Amerika Serikat telah merampungkan operasi pemindahan lebih dari 5.700 terduga anggota ISIS dari Suriah ke Irak. Misi yang berlangsung selama 23 hari ini rampung pada 12 Februari lalu, sebagai upaya strategis mengamankan para tahanan dan mencegah potensi ancaman teror di kawasan.
Komando Pusat AS (CENTCOM) mengonfirmasi, lebih dari 5.700 pria dewasa yang merupakan kombatan ISIS telah dipindahkan dari fasilitas penahanan di Suriah ke penjara Irak. Operasi ini dimulai sejak 21 Januari dan berakhir dengan penerbangan malam dari Suriah timur laut pada 12 Februari. Sebenarnya, AS sempat merencanakan pemindahan sekitar 7.000 tahanan.
Langkah transfer ini sangat vital mengingat kerentanan keamanan di Suriah. Sebelumnya, ribuan tahanan ini ditahan oleh Pasukan Demokratik Suriah (SDF) pimpinan Kurdi. Namun, setelah pasukan Suriah merebut kembali wilayah di utara, muncul kekhawatiran AS akan terjadinya "pelarian massal" yang bisa mengancam keamanan regional. Inilah yang mendorong AS mempercepat transfer para tahanan.
Pusat Nasional Irak untuk Kerja Sama Yudisial Internasional (NCIJC) melaporkan, total ada 5.704 tahanan ISIS dari 61 kebangsaan yang kini berada di Irak. Mereka termasuk 3.543 warga Suriah, 467 Irak, 710 dari negara Arab lain, serta lebih dari 980 warga asing dari Eropa, Asia, Australia, dan AS.
"Kami mengapresiasi kepemimpinan dan pengakuan Irak bahwa pemindahan tahanan ini krusial bagi keamanan regional," ujar Kepala CENTCOM, Laksamana Brad Cooper. NCIJC menambahkan, para tahanan ini akan segera diinterogasi dan diproses hukum sesuai aturan yang berlaku di Irak.

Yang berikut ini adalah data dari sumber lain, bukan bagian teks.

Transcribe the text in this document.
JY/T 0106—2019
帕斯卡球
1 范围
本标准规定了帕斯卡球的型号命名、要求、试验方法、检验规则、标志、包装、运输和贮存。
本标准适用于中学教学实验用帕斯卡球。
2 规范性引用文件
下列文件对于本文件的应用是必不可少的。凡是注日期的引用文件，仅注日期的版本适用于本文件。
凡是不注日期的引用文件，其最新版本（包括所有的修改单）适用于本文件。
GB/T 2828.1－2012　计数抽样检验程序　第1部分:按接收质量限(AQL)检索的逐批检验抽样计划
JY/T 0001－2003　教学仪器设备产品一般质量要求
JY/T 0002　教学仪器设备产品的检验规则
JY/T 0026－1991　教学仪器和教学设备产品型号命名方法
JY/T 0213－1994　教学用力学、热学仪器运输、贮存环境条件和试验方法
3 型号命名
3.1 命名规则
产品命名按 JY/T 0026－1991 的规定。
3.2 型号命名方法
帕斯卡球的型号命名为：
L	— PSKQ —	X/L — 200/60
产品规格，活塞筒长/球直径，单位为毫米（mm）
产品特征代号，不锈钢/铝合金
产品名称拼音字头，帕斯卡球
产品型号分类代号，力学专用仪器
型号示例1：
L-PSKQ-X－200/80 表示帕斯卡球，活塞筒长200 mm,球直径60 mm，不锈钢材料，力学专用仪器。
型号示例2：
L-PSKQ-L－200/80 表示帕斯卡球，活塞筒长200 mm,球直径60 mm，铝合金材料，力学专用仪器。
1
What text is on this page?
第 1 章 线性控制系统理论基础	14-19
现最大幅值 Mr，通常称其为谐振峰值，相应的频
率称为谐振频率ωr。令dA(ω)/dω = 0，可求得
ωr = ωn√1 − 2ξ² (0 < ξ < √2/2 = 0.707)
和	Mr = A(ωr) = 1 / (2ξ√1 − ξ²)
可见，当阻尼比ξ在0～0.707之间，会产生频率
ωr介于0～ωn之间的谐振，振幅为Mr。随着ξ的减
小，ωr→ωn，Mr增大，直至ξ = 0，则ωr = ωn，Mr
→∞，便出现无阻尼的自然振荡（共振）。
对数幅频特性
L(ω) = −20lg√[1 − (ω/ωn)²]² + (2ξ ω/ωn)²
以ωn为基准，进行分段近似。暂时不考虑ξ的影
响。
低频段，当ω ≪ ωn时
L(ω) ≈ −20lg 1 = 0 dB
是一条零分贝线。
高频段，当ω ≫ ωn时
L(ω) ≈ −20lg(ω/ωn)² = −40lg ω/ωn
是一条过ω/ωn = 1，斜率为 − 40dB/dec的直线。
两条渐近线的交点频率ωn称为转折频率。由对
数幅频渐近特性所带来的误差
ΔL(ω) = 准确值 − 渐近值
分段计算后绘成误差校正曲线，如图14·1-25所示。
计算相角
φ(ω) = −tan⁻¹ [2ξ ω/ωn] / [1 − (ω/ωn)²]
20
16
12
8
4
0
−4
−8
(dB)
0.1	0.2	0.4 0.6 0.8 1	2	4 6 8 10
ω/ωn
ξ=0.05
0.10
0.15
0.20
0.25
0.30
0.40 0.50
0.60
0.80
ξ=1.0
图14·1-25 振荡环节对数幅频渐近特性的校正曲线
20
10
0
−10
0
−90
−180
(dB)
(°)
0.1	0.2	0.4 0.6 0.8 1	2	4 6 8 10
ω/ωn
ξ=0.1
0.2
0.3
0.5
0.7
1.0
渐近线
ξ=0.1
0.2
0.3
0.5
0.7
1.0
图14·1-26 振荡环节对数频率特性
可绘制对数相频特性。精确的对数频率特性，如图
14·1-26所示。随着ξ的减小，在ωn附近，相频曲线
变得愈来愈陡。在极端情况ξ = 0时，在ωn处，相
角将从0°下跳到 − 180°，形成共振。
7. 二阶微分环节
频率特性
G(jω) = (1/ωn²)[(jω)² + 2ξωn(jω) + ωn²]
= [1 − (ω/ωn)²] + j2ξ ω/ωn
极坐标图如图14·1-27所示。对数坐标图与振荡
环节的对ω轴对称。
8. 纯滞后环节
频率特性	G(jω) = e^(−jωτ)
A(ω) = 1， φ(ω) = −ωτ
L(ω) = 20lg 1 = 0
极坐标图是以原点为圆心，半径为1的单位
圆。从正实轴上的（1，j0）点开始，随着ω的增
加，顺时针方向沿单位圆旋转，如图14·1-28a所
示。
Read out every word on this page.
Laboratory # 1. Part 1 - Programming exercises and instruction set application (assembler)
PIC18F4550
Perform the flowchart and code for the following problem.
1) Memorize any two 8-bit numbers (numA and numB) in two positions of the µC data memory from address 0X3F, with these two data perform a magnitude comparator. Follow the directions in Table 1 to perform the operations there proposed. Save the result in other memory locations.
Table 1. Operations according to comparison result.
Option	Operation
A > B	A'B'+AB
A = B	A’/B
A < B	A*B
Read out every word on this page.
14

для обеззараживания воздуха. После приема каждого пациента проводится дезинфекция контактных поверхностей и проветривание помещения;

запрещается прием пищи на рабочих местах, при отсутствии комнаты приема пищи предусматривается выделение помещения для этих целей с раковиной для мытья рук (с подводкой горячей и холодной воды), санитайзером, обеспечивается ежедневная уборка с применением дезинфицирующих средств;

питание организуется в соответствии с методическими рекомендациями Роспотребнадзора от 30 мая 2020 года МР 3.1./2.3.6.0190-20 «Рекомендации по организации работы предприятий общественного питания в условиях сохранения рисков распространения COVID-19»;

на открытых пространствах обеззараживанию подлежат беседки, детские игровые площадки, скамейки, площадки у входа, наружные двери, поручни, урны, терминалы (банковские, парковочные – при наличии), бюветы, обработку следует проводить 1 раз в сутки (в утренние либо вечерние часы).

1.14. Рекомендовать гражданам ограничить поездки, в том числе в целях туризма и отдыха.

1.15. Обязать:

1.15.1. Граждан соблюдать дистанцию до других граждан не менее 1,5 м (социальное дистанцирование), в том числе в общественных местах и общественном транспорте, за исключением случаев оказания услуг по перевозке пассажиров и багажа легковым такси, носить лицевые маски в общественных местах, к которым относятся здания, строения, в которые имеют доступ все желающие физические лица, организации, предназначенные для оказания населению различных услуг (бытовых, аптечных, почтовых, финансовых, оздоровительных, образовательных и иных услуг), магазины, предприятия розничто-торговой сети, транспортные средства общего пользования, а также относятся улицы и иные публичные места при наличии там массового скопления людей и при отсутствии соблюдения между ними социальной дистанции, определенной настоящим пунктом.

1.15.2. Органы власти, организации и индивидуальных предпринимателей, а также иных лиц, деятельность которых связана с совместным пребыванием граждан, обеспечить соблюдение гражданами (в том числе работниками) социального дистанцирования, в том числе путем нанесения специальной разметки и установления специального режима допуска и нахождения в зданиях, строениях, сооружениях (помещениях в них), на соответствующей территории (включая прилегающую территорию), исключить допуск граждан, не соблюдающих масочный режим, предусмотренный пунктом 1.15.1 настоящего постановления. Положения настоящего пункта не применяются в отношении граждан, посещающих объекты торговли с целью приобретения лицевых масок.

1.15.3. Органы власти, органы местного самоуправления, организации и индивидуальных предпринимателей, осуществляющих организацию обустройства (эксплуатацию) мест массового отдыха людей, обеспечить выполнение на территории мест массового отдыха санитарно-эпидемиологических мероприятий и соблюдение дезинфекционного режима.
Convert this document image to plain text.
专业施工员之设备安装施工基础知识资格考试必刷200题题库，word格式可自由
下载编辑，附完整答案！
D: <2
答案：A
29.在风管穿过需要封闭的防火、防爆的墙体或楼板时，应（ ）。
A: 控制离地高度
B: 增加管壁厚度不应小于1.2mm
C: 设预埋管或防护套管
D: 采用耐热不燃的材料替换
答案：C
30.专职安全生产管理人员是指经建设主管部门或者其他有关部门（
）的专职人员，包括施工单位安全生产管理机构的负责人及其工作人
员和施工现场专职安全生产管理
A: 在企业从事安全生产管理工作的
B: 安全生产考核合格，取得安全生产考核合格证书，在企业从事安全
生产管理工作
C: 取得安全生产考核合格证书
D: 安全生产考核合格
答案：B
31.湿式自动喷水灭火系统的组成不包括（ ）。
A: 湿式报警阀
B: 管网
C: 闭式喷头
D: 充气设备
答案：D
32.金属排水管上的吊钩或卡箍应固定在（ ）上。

Meski transfer ini sukses, tantangan masih membayangi. Irak dan SDF telah bertahun-tahun menyerukan negara-negara asal untuk merepatriasi warganya yang terlibat ISIS. Namun, responsnya sangat terbatas, biasanya hanya untuk wanita dan anak-anak yang berada di kamp-kamp pengungsian. Setelah mundurnya SDF, kamp seperti al-Hol di Suriah timur laut, yang menampung ribuan keluarga eks anggota ISIS, kini menghadapi masalah keamanan dan pengawasan. Situasi ini memicu kekhawatiran baru akan potensi penyebaran ideologi radikal atau pelarian di masa mendatang jika tidak ditangani dengan serius.